Find the value of $$ \sum^{\infty}_{n=0} \sum^{n}_{k=0} \frac{2^k}{2^n (k+1)(k+2)}. $$ I'm guessing this has something to do with the cauchy product so my first thought was to dissect this series into two seperate ones?
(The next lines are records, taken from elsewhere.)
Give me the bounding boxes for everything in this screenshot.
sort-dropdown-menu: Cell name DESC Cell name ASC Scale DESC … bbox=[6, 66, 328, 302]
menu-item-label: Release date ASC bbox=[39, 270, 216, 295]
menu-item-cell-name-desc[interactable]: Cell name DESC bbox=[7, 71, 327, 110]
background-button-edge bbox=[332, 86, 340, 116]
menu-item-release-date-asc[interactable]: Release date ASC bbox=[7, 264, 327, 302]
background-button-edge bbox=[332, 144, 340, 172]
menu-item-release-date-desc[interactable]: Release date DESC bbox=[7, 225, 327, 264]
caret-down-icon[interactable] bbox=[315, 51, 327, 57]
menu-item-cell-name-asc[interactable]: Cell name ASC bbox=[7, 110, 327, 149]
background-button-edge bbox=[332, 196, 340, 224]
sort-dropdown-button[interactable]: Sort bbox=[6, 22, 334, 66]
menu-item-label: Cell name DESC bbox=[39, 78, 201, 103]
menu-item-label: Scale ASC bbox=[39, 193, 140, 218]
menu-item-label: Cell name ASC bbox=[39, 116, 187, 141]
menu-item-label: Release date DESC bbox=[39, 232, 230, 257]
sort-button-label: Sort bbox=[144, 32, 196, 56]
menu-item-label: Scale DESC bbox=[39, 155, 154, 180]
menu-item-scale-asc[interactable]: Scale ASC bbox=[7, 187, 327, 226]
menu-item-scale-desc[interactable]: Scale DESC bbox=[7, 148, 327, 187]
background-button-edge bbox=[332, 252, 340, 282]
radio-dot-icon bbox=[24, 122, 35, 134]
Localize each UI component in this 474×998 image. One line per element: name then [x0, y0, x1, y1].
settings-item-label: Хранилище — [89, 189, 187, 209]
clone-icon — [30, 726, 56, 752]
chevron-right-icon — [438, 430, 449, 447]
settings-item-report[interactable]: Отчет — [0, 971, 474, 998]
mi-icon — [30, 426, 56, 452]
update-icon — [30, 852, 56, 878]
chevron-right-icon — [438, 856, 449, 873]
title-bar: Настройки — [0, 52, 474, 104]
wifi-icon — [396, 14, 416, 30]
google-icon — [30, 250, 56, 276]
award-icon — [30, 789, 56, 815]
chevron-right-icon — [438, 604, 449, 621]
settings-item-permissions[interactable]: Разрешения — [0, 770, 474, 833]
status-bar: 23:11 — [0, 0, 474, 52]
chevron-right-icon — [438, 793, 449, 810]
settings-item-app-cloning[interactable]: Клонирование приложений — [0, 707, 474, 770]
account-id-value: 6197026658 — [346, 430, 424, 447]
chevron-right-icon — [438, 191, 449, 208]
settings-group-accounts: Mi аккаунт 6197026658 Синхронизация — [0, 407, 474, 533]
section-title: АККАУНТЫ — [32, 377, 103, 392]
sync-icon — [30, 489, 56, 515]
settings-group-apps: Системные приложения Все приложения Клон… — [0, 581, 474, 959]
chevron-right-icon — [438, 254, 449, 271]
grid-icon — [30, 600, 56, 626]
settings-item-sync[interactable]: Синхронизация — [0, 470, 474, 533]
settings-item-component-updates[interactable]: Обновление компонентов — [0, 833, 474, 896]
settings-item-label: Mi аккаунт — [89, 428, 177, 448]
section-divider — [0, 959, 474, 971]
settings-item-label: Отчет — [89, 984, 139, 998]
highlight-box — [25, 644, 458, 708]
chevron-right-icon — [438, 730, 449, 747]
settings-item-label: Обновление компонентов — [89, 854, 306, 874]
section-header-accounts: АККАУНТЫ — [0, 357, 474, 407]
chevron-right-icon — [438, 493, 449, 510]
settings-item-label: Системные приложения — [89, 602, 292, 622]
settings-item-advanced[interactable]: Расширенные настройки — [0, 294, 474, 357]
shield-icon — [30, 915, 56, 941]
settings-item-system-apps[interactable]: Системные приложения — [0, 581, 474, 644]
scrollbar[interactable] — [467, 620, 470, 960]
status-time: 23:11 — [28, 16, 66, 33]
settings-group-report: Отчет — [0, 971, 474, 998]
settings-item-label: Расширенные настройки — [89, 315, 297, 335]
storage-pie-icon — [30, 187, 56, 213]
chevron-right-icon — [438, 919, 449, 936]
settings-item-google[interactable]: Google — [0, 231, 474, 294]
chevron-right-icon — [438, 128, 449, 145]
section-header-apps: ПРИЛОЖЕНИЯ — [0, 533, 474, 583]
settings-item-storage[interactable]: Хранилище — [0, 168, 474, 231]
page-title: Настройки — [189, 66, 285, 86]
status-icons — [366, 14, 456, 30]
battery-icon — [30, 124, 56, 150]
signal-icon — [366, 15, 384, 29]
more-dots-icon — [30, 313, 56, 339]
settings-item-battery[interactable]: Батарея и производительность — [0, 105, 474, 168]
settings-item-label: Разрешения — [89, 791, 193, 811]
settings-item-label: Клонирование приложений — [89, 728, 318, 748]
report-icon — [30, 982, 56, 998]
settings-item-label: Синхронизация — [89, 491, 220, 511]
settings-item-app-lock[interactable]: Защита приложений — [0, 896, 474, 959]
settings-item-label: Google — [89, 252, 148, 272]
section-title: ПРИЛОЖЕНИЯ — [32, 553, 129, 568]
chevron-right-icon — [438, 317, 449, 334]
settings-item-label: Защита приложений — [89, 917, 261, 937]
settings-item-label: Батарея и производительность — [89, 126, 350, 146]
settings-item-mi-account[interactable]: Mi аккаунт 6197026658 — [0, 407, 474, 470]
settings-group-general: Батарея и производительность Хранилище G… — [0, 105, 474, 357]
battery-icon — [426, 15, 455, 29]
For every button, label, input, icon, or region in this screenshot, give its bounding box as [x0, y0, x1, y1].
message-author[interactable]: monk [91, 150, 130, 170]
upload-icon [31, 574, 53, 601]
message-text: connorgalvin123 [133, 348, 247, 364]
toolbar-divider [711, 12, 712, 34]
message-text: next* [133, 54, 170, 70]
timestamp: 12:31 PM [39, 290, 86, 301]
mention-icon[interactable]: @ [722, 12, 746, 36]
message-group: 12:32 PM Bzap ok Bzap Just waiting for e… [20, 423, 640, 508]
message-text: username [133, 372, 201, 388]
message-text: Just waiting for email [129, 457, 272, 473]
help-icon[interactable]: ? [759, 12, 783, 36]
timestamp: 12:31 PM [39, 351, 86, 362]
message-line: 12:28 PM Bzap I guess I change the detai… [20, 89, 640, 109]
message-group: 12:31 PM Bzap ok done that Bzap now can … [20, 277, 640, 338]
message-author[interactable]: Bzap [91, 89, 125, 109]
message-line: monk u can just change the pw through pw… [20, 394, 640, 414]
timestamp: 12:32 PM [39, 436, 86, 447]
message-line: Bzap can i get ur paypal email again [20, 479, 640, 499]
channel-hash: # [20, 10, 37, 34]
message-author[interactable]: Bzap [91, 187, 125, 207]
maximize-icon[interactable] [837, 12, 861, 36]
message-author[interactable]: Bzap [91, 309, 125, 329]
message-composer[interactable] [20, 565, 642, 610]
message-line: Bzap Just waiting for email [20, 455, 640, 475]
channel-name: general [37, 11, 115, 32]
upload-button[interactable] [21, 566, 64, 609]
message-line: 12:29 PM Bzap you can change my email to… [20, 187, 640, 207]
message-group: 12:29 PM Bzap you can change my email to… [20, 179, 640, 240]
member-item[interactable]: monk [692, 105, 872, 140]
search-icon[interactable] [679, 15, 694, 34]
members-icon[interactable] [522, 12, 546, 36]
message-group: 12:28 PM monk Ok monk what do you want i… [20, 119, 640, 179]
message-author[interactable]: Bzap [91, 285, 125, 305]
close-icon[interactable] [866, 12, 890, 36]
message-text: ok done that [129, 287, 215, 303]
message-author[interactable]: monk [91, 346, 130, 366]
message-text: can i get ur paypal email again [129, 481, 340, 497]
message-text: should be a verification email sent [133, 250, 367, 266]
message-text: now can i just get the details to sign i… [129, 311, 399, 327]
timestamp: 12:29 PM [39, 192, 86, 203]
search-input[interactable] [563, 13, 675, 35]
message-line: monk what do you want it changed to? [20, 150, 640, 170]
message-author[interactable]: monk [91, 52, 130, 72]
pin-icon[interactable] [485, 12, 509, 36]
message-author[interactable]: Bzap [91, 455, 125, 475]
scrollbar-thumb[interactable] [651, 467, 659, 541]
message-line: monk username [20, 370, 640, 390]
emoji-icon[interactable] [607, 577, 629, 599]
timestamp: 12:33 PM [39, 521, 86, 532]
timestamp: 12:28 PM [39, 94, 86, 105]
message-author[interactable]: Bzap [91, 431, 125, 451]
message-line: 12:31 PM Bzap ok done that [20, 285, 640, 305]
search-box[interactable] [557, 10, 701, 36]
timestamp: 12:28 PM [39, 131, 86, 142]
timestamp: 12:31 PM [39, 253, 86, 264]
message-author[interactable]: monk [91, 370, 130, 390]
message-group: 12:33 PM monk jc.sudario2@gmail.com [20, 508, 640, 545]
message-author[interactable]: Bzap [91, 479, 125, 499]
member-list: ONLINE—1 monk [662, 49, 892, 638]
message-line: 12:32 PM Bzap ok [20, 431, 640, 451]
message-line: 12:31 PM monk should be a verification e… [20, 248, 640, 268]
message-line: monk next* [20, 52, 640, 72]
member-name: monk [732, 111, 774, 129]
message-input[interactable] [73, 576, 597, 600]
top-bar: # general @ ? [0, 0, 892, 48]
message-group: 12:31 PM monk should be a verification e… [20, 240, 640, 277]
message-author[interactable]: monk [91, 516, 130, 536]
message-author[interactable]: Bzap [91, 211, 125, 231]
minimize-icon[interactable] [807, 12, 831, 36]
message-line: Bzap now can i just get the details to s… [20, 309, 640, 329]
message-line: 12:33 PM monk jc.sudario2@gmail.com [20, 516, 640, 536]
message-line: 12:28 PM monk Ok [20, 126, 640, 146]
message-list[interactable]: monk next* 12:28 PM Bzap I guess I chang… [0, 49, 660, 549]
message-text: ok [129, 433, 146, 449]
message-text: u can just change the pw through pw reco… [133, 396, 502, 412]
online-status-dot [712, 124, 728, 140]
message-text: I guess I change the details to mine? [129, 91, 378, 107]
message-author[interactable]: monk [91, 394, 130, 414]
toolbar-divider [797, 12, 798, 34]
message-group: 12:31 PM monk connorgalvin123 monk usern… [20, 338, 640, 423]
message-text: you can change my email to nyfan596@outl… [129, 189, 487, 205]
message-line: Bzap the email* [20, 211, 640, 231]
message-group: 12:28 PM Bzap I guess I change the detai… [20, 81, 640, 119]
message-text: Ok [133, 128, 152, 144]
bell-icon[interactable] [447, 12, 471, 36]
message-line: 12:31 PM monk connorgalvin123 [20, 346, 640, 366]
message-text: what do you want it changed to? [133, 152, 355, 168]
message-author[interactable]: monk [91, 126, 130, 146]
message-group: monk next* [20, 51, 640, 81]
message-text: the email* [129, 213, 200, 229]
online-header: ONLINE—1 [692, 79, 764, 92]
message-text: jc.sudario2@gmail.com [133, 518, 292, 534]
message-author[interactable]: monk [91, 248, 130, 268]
I've gotten to the point where i have $$ \sum^{\infty}_{n=0} \sum^{n}_{k=0} a_{n-k} b_{k} = \sum^{\infty}_{n=0} \sum^{n}_{k=0} \frac{2^k}{2^n (k+1)(k+2)} $$ where $\sum^{\infty}_{n=0} a_n $ and $\sum^{\infty}_{n=0} b_n$ would be those smaller series within.. now idk how they would be defined as though. (I can also kind of sense that terms will end up cancelling each other out because of the (k+1)(k+2) but I haven't gotten to the point where I can use that yet (or so I think).)

Answer 1

Consider $a_n= \frac{1}{2^n}$ and $b_n= \frac{1}{(n+1)(n+2)}.$

Then we have

$$\sum^{\infty}_{n=0} \sum^{n}_{k=0} a_{n-k} b_{k} = \sum^{\infty}_{n=0} \sum^{n}_{k=0} \frac{2^k}{2^n (k+1)(k+2)}.$$

Hence

$$\sum^{\infty}_{n=0} \sum^{n}_{k=0} \frac{2^k}{2^n (k+1)(k+2)}= (\sum^{\infty}_{n=0}a_n)(\sum^{\infty}_{n=0}b_n) $$

Your turn !